Recordemos unas palabras dirigidas a San Antonio: “Antonio, queda atento a ti mismo”.

Para ellos, la atención a sí mismo es una de las características de la naturaleza humana. La atención representa para los seres dotados de razón lo que el instinto es para los animales. Existen dos maneras de prestar atención: con los ojos del cuerpo, ver las cosas visibles y, con la fuerza del espíritu, contemplar las invisibles.

Igualmente muestran que el valor y eficacia de una actividad se encuentran en la atención con la cual ella es ejecutada.  El cazador debe estar atento para que la caza no escape; el arquitecto debe estar atento para realizar cimientos sólidos; el labrador  estar atento para cavar alrededor de la higuera estéril; el pastor estar atento para reconducir a la oveja extraviada; el atleta estar atento a las reglas del juego.

Y resume su pensamiento en dos cortas frases que siguen siendo dignas de ser meditadas: “La atención a sí mismo lleva al conocimiento de Dios” y “Presta atención a ti mismo a fin de prestar atención a Dios”.

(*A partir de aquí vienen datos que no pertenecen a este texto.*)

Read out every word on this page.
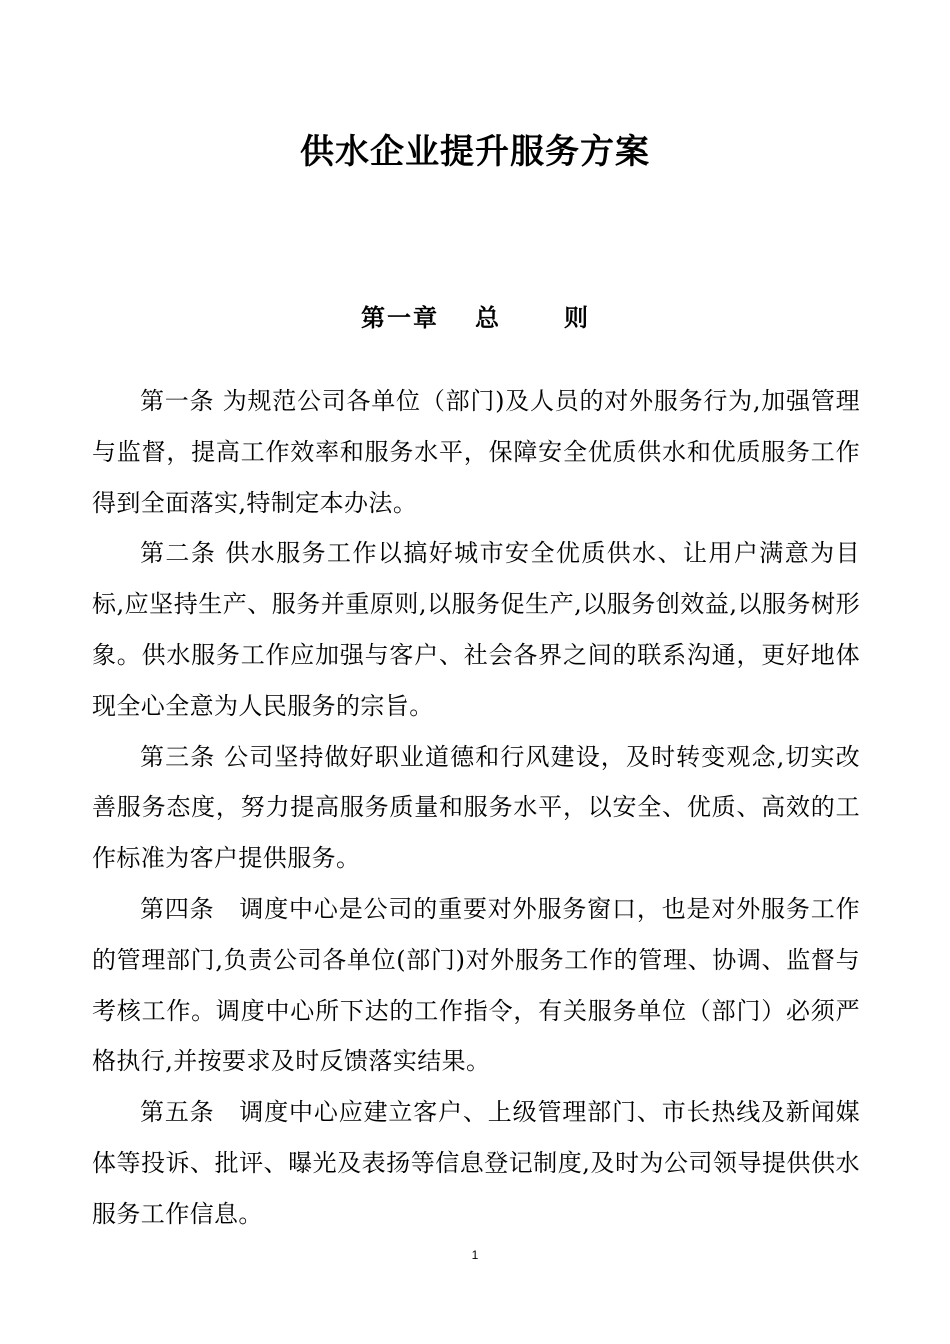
供水企业提升服务方案
第一章 总	则

第一条 为规范公司各单位（部门)及人员的对外服务行为,加强管理与监督，提高工作效率和服务水平，保障安全优质供水和优质服务工作得到全面落实,特制定本办法。

第二条 供水服务工作以搞好城市安全优质供水、让用户满意为目标,应坚持生产、服务并重原则,以服务促生产,以服务创效益,以服务树形象。供水服务工作应加强与客户、社会各界之间的联系沟通，更好地体现全心全意为人民服务的宗旨。

第三条 公司坚持做好职业道德和行风建设，及时转变观念,切实改善服务态度，努力提高服务质量和服务水平，以安全、优质、高效的工作标准为客户提供服务。

第四条　调度中心是公司的重要对外服务窗口，也是对外服务工作的管理部门,负责公司各单位(部门)对外服务工作的管理、协调、监督与考核工作。调度中心所下达的工作指令，有关服务单位（部门）必须严格执行,并按要求及时反馈落实结果。

第五条　调度中心应建立客户、上级管理部门、市长热线及新闻媒体等投诉、批评、曝光及表扬等信息登记制度,及时为公司领导提供供水服务工作信息。

1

La atención lleva al conocimiento y éste conduce a la adoración. La mirada atenta ve a Dios en el hombre y ve al hombre en Dios o, en un lenguaje menos religioso: él ve el Ser en los seres y ve los seres en su relación con el Ser. Mirar sin atención deja de tomar esa relación, se cierra en la oposición entre visible e invisible; para él, nada existe más allá de la realidad material de las cosas o de su ausencia. El mirar desatento permanece extraño a las presencias, la que transforma cada ser en un “estar presente”, no solamente en una cosa dada, sino en un don.

 No es por casualidad que los antiguos terapeutas fueron llamados “grandes vigilantes”. Además, la atención constituye el momento único en que la inteligencia y el corazón pueden estar juntos.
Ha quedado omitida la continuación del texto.